International Decision Systems (IDS) and Asset Finance International’s latest interviews on the lease accounting proposals released today, feature interviews with Rod Hurd and Mark Venus, the chairs of the accounting committees for ELFA and Leaseurope. In the interviews Hurd and Venus question whether disagreements among Board members of the joint standards bodies – the International Accounting Standards Board (IASB) and the US Financial Accounting Standards Board (FASB)- could derail the whole project.
In April this year, shortly before the draft was issued, FASB voted to approve it only by a four to three majority of its seven members. One of the majority was its then chairman Leslie Seidman, whose term of office ended on June 30 this year.
Seidman was replaced as chairman by an existing Board member Russ Golden. He had also voted in favour of the draft, but Seidman’s departure from the Board leaves an even split in terms of the April vote. It has now been announced that the replacement member of the Board, filling a new position of vice-chairman, is James Kroeker, formerly chief accountant of the Securities and Exchange Commission (SEC). He will enter the re-deliberation process on the leasing standard with no prior commitment after the comment period ends in September.
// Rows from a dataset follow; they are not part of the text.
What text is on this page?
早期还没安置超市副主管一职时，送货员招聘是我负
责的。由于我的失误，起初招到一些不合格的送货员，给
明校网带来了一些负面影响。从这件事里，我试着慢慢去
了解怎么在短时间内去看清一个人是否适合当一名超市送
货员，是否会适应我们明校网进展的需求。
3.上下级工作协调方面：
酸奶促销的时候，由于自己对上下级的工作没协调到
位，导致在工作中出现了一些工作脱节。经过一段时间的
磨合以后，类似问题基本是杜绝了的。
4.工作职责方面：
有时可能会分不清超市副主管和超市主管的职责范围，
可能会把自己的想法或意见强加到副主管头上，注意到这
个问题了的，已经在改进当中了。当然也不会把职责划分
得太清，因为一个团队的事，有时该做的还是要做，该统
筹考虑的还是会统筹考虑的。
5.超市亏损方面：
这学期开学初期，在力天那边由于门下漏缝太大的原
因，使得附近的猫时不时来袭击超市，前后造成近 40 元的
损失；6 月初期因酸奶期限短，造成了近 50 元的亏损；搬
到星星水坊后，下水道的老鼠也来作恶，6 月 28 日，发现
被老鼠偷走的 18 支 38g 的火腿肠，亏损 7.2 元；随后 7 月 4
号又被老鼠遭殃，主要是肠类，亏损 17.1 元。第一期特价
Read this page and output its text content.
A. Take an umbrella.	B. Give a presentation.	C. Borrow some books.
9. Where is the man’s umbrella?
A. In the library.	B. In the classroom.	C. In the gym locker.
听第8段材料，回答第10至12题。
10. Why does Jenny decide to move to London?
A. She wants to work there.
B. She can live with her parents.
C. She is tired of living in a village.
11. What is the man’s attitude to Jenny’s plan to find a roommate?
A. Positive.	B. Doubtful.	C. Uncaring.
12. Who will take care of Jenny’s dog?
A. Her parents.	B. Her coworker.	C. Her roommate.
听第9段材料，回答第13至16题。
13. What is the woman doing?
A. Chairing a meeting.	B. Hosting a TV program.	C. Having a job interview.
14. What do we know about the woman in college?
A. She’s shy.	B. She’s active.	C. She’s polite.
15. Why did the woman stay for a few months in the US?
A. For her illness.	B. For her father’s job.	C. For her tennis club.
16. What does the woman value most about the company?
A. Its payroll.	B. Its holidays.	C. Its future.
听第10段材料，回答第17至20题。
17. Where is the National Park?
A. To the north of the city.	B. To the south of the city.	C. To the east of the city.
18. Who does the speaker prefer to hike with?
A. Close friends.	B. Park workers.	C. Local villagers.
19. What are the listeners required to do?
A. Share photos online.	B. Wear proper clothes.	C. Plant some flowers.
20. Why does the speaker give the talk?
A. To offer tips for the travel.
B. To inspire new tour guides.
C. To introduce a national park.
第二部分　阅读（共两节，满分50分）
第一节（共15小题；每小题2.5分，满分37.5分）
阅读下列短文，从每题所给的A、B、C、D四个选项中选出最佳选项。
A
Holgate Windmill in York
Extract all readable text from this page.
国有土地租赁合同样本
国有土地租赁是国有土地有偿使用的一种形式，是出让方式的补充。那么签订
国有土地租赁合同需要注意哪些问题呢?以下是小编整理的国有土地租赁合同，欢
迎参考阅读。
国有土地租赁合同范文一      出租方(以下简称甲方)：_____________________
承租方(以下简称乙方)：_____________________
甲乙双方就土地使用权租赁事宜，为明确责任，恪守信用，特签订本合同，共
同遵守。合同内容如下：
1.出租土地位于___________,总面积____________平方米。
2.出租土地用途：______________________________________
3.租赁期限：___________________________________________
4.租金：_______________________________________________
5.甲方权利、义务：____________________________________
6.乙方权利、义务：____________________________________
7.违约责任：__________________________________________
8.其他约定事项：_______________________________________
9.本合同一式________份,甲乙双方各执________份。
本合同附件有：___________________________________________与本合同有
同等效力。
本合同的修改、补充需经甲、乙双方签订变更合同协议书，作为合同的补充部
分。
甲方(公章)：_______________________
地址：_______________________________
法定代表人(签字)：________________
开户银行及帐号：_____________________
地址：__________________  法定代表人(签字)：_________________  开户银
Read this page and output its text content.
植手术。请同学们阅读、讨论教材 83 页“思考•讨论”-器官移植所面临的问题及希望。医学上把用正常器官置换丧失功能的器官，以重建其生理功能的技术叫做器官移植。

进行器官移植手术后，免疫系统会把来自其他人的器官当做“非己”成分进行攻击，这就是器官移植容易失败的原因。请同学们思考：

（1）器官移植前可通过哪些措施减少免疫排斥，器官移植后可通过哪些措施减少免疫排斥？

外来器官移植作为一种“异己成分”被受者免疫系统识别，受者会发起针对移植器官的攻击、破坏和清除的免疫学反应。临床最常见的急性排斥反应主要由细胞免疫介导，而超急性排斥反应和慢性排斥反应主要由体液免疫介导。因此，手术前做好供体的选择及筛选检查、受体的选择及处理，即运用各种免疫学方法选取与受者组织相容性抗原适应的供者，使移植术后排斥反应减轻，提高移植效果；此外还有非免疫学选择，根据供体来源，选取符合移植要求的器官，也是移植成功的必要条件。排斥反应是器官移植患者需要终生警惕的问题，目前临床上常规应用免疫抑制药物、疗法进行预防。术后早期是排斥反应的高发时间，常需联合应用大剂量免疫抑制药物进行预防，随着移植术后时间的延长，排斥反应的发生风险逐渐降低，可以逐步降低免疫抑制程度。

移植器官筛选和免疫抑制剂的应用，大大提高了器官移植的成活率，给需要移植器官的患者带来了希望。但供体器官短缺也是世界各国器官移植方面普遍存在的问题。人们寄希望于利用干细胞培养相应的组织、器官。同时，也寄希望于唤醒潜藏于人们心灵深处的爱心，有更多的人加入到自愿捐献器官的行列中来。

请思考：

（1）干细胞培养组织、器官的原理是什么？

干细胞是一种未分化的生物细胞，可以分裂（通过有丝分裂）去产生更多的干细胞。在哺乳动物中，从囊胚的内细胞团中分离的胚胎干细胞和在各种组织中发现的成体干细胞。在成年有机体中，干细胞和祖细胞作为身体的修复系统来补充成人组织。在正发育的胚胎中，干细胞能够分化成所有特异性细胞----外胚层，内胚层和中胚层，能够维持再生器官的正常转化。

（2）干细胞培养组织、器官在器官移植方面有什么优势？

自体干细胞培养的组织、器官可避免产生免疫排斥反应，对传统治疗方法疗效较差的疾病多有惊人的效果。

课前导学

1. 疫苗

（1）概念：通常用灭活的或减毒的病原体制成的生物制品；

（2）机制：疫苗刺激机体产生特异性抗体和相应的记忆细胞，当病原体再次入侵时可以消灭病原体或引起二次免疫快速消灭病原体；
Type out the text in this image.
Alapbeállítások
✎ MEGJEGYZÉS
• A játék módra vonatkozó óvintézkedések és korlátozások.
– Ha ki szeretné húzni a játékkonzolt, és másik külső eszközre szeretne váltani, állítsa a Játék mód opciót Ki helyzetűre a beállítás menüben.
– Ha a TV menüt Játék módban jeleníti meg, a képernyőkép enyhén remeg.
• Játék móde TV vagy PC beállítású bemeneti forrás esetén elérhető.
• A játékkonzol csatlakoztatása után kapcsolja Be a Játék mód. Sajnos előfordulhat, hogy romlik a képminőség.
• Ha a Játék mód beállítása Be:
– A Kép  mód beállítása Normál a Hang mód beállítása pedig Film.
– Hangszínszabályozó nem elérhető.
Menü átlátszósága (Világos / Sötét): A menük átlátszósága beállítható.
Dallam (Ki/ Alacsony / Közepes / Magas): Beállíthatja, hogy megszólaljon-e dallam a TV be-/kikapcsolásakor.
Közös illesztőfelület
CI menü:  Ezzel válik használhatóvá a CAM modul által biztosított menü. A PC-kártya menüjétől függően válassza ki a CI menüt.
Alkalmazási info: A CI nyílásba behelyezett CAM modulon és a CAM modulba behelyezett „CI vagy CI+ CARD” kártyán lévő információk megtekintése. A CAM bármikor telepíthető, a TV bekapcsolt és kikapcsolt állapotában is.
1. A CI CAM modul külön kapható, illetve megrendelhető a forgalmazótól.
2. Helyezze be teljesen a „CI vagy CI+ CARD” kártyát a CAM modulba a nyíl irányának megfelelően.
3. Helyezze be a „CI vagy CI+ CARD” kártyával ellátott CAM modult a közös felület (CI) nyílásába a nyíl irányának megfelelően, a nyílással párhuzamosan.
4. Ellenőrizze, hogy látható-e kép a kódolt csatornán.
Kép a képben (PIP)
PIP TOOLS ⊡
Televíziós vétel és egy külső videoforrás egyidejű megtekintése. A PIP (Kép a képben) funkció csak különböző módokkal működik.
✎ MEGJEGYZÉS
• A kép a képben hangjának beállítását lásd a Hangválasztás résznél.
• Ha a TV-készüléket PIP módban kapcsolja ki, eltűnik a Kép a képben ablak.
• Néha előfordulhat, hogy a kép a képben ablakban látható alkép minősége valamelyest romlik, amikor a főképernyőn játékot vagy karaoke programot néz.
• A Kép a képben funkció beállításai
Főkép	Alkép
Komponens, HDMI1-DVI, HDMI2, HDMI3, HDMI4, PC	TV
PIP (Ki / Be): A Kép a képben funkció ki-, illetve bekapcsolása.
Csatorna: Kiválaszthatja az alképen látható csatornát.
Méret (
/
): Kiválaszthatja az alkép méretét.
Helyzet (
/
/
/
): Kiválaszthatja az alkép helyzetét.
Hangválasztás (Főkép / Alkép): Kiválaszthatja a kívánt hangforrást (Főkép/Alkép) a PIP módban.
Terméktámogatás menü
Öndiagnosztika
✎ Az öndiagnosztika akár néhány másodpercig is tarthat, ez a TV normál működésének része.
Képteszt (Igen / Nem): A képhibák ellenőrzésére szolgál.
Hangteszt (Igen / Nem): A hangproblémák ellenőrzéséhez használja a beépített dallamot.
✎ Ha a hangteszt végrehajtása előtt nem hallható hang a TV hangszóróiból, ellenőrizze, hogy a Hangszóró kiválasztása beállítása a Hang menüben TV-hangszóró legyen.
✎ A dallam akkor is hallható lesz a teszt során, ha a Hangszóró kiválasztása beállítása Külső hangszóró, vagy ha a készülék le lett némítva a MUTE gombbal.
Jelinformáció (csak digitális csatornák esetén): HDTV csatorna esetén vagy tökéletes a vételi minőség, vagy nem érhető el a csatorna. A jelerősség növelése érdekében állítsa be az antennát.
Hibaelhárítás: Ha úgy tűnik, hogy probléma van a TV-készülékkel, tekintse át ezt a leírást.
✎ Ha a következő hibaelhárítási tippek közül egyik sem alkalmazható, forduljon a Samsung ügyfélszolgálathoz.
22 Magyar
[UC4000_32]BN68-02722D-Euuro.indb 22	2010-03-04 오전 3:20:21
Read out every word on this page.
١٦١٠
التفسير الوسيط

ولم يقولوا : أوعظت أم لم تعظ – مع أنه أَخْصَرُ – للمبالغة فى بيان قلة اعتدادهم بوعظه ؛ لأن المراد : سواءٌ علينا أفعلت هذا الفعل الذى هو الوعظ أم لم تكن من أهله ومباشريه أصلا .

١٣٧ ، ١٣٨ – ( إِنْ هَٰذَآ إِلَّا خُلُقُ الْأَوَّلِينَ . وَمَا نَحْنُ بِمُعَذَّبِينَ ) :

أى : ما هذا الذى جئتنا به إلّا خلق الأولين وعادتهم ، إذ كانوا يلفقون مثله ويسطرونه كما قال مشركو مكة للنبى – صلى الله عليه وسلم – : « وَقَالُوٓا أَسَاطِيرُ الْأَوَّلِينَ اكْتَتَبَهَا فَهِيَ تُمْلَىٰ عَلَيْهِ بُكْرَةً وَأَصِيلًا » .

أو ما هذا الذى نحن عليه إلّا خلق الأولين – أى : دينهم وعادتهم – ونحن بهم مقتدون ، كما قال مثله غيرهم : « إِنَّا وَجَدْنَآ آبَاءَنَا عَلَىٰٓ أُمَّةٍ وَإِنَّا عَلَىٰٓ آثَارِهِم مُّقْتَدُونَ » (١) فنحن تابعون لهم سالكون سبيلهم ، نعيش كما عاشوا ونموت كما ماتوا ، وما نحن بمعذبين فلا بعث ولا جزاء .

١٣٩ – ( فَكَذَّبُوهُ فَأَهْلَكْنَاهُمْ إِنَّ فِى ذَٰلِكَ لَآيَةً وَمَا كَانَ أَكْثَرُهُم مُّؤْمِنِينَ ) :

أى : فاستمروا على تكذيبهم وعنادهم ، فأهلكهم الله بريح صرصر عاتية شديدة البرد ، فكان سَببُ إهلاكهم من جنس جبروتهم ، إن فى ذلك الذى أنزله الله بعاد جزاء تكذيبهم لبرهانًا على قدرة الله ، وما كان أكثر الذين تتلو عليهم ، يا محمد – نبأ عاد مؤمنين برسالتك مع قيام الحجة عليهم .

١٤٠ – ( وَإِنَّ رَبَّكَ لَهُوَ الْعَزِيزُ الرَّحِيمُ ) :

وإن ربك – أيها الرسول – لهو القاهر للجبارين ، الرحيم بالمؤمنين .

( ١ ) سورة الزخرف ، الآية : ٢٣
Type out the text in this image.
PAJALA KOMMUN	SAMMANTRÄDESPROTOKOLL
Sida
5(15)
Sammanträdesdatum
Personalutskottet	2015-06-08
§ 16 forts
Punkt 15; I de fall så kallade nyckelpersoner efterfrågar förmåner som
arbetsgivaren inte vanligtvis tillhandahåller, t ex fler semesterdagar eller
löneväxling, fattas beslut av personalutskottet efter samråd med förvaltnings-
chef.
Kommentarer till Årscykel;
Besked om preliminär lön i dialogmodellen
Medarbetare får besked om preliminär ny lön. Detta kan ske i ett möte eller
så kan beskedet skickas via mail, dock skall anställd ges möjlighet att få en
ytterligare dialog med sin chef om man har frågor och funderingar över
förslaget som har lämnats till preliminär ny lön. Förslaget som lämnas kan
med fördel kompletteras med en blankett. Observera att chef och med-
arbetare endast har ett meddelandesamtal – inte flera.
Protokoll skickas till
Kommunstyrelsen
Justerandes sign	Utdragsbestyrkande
None of the standard setters has opposed the draft’s core principle of putting all extended term leases on to the lessee’s balance sheet. Indeed the three dissenting FASB members have all in varying ways put forward as their first preferences alternative versions that would tend to be more onerous for lessees than the main proposal. However, they have all suggested that the joint Boards’ proposal as it stands would not be an improvement on the existing standards where operating leases remain off-balance-sheet.
Mark Venus, project director at BNP Paribas and chair of Leaseurope’s Accounting and Taxation Committee, said: “FASB approved the joint draft only by a whisker. The project was always meant to be part of the process to converge international financial reporting standards (IFRS) and US GAAP. Much will depend on the feedback in the comment process; but I would be surprised if the IASB went ahead with changes to their IAS 17 standard if in the end FASB could not agree.”
Rodney Hurd, chief financial officer of Bridgeway Capital Advisors Inc and chair of the Financial Accounting Committee of the US Equipment Leasing and Finance Association (ELFA), suggested that FASB members’ divided views on the current draft reflected underlying differences of view between the Boards. He said: “There has been a clear philosophical difference between the two Boards, on the question of accounting for expense in the income statement. The present proposal is a compromise between IASB, who felt that all leases should be subject to front loaded expense like capital leases now, and FASB who feel that operating lease contracts should not be accounted for like that.”
“Convergence is still the goal, and FASB will try to find a way to reach agreement with IASB. Yet if the two Boards cannot agree, and FASB feels that the IASB’s preference would adversely affect economic activity, it is possible that FASB could go its own way.”